I believe that 2016 will be the year of conservative industries (with the long cycle for innovations) to meet and implement new technologies and innovations. Retail, financial sector, medicine, education and other industries will try to implement their tech and digital strategies and we will have a chance to jump into the passing train together with them

4. The tech trends in 2015 you liked most of all

My favorite trend is “Uberization” – such a good opportunity to get rid of intermediaries in the chain. In every industry (cleaning, delivery, rent, laundry, and so on) you can use this scheme to make new marketplaces in various industries.

5. Russian venture market: are there any positive trends?

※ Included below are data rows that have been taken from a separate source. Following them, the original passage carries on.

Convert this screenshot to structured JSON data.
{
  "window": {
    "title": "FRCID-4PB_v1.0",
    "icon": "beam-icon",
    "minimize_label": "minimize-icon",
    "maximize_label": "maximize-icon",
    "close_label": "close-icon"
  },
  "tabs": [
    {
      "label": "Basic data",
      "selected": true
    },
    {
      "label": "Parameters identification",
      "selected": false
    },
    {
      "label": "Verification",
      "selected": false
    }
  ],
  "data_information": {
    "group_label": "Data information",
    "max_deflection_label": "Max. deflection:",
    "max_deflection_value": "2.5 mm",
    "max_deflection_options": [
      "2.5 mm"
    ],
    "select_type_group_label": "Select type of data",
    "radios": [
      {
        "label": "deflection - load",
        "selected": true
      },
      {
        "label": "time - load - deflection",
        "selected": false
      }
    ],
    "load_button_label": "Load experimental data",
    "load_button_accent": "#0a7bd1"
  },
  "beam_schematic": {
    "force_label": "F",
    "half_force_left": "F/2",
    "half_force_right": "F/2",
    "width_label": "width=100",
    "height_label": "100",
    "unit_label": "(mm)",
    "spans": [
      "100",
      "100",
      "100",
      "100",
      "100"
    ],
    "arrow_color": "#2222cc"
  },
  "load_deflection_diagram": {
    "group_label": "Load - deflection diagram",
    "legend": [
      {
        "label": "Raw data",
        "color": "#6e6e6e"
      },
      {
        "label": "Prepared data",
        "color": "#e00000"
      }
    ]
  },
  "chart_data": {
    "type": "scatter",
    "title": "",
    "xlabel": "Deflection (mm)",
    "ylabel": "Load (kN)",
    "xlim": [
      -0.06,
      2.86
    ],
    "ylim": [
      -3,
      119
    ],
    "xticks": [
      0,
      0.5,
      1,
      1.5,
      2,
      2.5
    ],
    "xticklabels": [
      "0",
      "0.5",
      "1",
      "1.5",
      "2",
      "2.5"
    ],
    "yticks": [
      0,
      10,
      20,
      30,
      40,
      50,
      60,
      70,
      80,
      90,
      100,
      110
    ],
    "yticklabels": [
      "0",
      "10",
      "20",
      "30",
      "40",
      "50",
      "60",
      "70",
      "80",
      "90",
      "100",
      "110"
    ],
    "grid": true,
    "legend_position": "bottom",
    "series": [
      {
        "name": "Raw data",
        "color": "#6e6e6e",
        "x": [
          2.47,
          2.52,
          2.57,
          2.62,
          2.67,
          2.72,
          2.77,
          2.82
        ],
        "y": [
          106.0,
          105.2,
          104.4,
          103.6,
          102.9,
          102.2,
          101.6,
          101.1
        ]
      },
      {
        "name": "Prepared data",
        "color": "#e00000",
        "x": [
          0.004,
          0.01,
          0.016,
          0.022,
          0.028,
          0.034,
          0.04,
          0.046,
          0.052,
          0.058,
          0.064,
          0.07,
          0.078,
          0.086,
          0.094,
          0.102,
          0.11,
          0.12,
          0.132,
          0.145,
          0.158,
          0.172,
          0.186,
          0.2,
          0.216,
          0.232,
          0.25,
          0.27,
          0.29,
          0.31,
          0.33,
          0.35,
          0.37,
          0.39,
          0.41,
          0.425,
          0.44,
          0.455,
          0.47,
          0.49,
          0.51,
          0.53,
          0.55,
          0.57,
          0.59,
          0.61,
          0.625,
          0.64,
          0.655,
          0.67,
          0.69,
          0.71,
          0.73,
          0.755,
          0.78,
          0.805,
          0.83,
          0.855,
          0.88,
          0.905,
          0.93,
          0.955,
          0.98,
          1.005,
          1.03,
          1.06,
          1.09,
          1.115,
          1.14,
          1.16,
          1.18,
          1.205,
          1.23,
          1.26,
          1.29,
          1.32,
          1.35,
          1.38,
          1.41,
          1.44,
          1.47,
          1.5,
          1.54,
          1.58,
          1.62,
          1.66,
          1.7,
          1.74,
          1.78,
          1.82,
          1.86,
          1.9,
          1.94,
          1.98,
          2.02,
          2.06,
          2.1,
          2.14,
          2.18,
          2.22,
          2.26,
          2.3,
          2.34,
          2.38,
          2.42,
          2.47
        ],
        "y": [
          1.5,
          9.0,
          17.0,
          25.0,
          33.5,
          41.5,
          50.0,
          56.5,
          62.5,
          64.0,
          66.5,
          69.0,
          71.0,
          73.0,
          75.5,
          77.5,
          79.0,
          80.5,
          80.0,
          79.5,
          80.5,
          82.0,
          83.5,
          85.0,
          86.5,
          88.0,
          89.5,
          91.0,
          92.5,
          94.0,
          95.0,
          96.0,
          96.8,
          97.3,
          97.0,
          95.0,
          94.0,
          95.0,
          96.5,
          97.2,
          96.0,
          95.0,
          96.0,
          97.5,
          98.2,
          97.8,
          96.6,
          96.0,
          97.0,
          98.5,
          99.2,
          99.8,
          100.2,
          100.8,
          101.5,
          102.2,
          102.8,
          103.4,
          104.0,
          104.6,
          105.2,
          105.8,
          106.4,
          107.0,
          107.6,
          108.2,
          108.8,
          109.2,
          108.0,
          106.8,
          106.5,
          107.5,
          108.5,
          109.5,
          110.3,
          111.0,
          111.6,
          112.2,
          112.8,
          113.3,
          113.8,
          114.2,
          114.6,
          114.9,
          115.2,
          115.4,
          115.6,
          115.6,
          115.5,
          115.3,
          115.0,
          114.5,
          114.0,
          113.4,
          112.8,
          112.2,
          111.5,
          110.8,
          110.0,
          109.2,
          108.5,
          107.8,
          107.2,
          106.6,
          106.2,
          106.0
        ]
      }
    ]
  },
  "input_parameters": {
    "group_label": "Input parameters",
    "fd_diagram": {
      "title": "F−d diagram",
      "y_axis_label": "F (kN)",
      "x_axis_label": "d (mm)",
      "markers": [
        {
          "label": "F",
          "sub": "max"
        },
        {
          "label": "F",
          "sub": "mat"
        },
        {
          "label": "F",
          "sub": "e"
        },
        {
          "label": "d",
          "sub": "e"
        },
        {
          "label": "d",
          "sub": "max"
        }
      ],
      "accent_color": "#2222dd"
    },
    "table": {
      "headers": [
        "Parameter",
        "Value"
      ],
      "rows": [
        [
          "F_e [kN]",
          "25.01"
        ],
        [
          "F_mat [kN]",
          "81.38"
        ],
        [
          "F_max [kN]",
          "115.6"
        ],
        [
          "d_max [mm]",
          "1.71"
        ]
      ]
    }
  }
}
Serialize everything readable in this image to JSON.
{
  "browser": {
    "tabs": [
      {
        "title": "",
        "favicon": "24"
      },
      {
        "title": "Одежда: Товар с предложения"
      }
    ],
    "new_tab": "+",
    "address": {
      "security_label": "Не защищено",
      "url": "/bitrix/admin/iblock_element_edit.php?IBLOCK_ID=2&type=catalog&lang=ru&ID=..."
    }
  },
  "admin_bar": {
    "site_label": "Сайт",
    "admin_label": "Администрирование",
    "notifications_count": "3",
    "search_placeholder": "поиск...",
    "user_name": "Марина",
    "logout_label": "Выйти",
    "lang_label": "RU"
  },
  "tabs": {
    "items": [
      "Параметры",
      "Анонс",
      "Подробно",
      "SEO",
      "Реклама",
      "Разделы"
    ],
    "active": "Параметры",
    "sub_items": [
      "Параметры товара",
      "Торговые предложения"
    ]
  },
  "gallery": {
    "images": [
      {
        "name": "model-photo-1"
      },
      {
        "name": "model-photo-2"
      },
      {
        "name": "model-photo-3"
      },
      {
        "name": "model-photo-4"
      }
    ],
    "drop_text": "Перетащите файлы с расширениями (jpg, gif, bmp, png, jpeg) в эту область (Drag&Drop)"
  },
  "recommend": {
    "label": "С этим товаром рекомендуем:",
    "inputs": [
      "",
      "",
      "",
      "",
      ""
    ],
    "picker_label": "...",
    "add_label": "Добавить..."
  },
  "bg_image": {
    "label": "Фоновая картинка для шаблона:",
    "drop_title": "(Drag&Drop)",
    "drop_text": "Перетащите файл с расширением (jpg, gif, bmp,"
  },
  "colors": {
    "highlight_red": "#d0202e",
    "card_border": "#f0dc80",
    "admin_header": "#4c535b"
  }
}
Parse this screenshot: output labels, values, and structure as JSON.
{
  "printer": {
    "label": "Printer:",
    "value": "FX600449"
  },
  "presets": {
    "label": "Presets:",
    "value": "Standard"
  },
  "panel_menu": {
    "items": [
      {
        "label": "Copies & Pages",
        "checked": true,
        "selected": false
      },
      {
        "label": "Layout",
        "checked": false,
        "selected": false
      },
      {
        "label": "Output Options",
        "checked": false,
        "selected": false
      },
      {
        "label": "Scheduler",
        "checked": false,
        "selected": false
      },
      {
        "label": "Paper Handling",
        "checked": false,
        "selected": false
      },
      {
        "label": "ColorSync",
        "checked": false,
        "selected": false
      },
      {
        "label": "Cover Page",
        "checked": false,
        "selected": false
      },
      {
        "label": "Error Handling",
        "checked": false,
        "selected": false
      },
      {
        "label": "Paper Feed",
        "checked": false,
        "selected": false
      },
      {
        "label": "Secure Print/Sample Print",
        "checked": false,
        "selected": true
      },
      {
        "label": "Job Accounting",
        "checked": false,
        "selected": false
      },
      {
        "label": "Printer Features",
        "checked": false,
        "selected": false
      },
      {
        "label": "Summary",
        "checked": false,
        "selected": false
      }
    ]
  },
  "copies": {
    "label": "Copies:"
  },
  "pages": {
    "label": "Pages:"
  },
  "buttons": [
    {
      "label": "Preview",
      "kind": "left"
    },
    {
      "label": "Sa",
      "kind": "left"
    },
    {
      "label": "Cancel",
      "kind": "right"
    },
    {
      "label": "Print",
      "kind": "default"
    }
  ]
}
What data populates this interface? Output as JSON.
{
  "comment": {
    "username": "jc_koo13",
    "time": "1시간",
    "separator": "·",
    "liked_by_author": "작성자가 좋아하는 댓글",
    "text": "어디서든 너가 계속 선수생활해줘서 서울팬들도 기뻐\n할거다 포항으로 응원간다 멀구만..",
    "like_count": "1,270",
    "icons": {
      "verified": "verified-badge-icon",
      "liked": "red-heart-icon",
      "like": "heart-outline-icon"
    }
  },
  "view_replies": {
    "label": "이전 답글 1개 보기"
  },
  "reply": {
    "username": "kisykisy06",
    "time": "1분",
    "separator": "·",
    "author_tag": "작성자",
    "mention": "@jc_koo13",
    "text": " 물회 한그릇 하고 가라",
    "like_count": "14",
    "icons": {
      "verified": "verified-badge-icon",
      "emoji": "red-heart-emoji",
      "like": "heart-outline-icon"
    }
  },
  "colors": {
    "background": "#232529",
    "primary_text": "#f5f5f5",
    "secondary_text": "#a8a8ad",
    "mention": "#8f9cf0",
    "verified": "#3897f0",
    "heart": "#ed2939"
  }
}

The instability and uncertainty in Russian economy will continue at least 2-3 years. Honestly, the startup companies basically have lost an access to financing – especially on the seed or pre-seed stages. On the other hand, the number of high quality ideas and daring founders (Russia still keeps a high level of technical education) is greater than ever.

It’s also interesting that the Russian market lags behind the international markets in terms of tech development and innovations, it is a good platform to test the concept and get the first metrics that will allow the project to scale globally. Another reason why I would strongly recommend for international investors to look closely on Russian startups is a good opportunity to receive the essential discount on valuation due to difficulties in obtaining financing in the domestic market.

1. Your favorite deal in 2015 and why?

Undoubtedly, IPO Square. First of all, everything was done smoothly (the investors harvested a good sum of profits out of the IPO decision) and, secondly, it has opened up opportunities for other fintech (mPOS) startups for M&A deals.

2. Name some Russian startups that may interest international investors

Tochka (in English “Point”) – online-bank for SMEs.

And Knopka (in English “Button”) – an Online Accounting for SMEs (serves as a “Mint for SMEs”). It has been chosen as one of TOP100 hottest startups by Wired magazine.

3. What technologies will be popular in 2016? And what do you expect from the tech sector in 2016?

Blockchain will get a lot of PR attention, while O2O will make real achievements in 2016.

4. The tech trends in 2015 you liked most of all

The Fintech as an industry has evolved significantly for only 1 year period. Now it’s the most appealing industry in the tech world. Fintech news are updated every week – a remarkable pace for a newcomer!

5. Russian venture market: are there any positive trends?

Due to currency fluctuations, outsourcing brainy Russian IT specialists sounds to be a good news for companies throughout the world. To put it simply, the Russian market is pretty good, there are interesting teams and ideas, but the political factors will hamper the VC growth.